Die Hinrunde war über weite Strecken spannend, nahm dann aber einen überraschenden Verlauf. Eine Zwischenbilanz mit Blick unter anderem auf das Titelrennen sowie den Abstiegskampf.

Titelrennen Noch nach zehn Spieltagen kündigte sich ein spannender Kampf von mindestens vier Mannschaften um den Halbzeitmeistertitel an. Türkspor Stuttgart thronte damals punktgleich vor Beograd Stuttgart auf Platz eins, mit einem Drei-Punkte-Abstand folgten der TSV Münster und der Bezirksliga-Absteiger Sportvg Feuerbach. Dahinter mit jeweils sechs Punkten Rückstand auf das Spitzenduo waren die SG Weilimdorf und der TV 89 Zuffenhausen platziert. Rund fünf Wochen und fünf Spieltage später stellt sich die Situation aber ganz anders dar. Zur Winterpause führt der OFK Beograd, der mit 13 neuen Akteuren in die Saison ging, die Tabelle mit einem Fünf-Punkte-Polster vor dem TSV Münster an. Bereits acht Punkte Abstand hat Türkspor, elf die SG Weilimdorf, zwölf gar Feuerbach, das es auf Platz fünf verschlagen hat. Der TV 89 Zuffenhausen ist noch weiter zurück in seinem Fall beträgt die Lücke nach ganz vorne mittlerweile 16 Punkte.

 

Abgestürzte Titelaspiranten Wie gesagt, die Sportvg Feuerbach ist auf Platz fünf abgestürzt, mit einem „Sicherheitsabstand“ von zwölf Punkten. Dabei war der Club, der erstmals seit dem 47-jährigen Bestehen des jetzigen Klassensystems unterhalb der Bezirksliga sein fußballerisches Glück sucht, für die Konkurrenz der Titelaspirant Nummer eins, wenn auch der eigene neue Coach Sven Damnig die Erwartungen dämpfte. Nach einem Abstieg müsse man sich erst finden, zudem sei man so oder so der Gejagte, sagte Damnig vor dem Rundenstart, das mache die Sache doppelt schwer. Er sollte Recht behalten. Die Seinen haben sich noch nicht stabilisiert und hatten immer mal wieder mit Schwächeperioden zu kämpfen, weshalb der Titel kein Thema mehr für die Kicker vom Wilhelm-Braun-Park sein dürfte. Auch der zweite vermeintliche Favorit, der Vorjahresdritte SSV Zuffenhausen, erfüllte zu keiner Zeit die Erwartungen, steht mit 25 Zählern und Platz sieben im Niemandsland. Und der Dritte im Bunde, Türkspor Stuttgart, war lange auf Kurs, gar Tabellenführer, um dann an den letzten fünf Spieltagen des Kalenderjahrs gegenüber dem jetzigen Ersten Beograd acht Punkte zu verlieren.

Und was war mit dem aktuellen Spitzenreiter? Dieser erfüllt zumindest die Erwartungen eines geringen Teils der Konkurrenz. Beograd war vor der Saison auf den Tippzetteln neben anderen an vierter Stelle gefolgt.
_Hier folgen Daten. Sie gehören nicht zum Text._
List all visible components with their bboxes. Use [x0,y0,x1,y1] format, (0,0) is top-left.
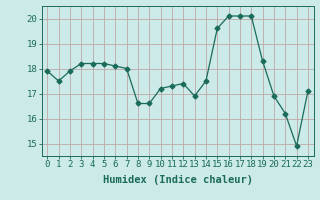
X-axis label: Humidex (Indice chaleur): Humidex (Indice chaleur) [103,175,252,185]
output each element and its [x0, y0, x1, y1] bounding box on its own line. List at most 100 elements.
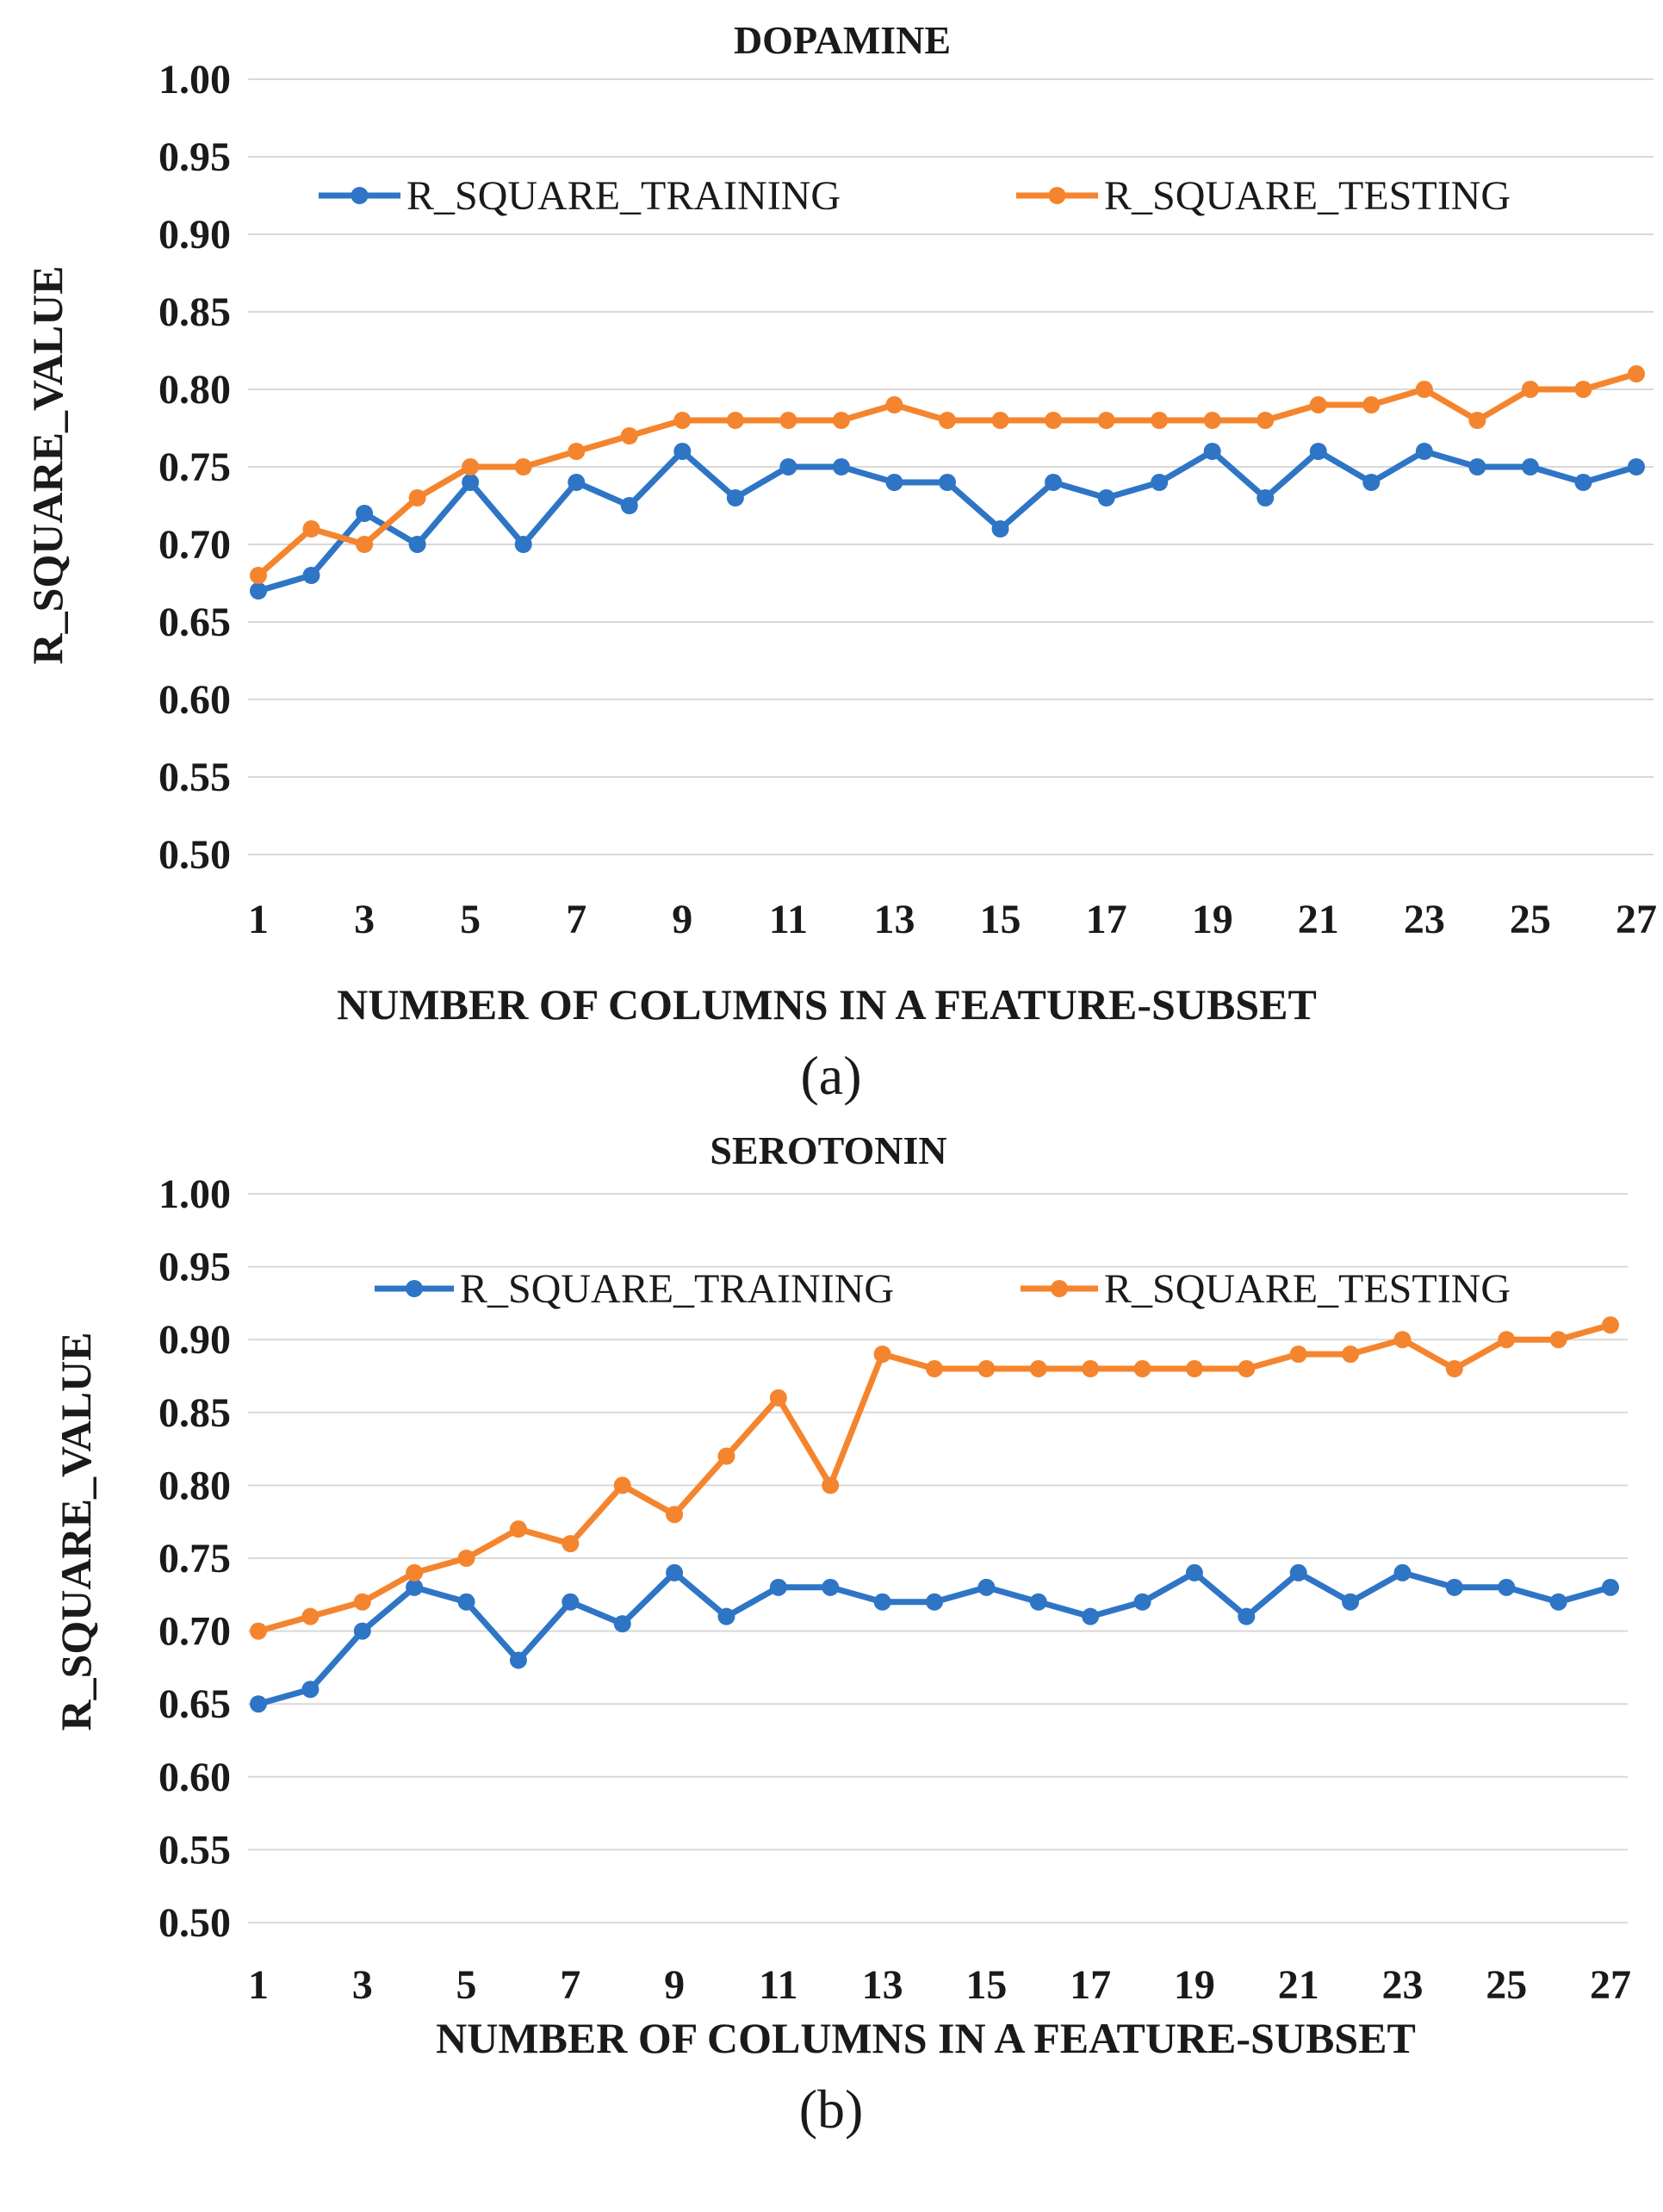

Schießbude der Liga In der Bezirksliga hatte man diesen Titel (in der Endabrechnung 210 Gegentore) schon inne, in der aktuellen Kreisliga-A-Spielzeit ereilt den SC Stammheim das gleiche Schicksal. 89 Tore kassierte das Team von Trainer Stefan Diesing bislang in 15 Partien. Das sind im Schnitt fast sechs Frustrationsmomente pro Spiel und ähnlich viele wie zum gleichen Zeitpunkt in der Vorsaison. Da waren es 91 Gegentore. Der Unterschied: Damals hatten die Nord-Stuttgarter keinen Zähler und waren Letzter. Nun stehen sieben Punkte und der vorletzte Rang zu Buche. Die Lage ist nicht so hoffnungslos wie im vergangenen Jahr; der Rückstand auf den Nichtabstiegsplatz beträgt nur fünf Zähler.

Überraschungsteam Der TSV Weilimdorf II ist nicht nur die einzige zweite Mannschaft der Staffel, sondern hat bislang mit Platz sechs und 26 Punkten positiv überrascht und den Klassenverbleib schon so gut wie in der Tasche. Das war auch die Zielsetzung der Mannschaft um den Meistertrainer Jürgen Zeyer. Beim bislang letzten Weilimdorfer Kreisliga-A-Versuch vor zwei Jahren war auf den Aufstieg der sofortige, nahezu chancenlose Absturz zurück in den Amateurfußball-Keller gefolgt.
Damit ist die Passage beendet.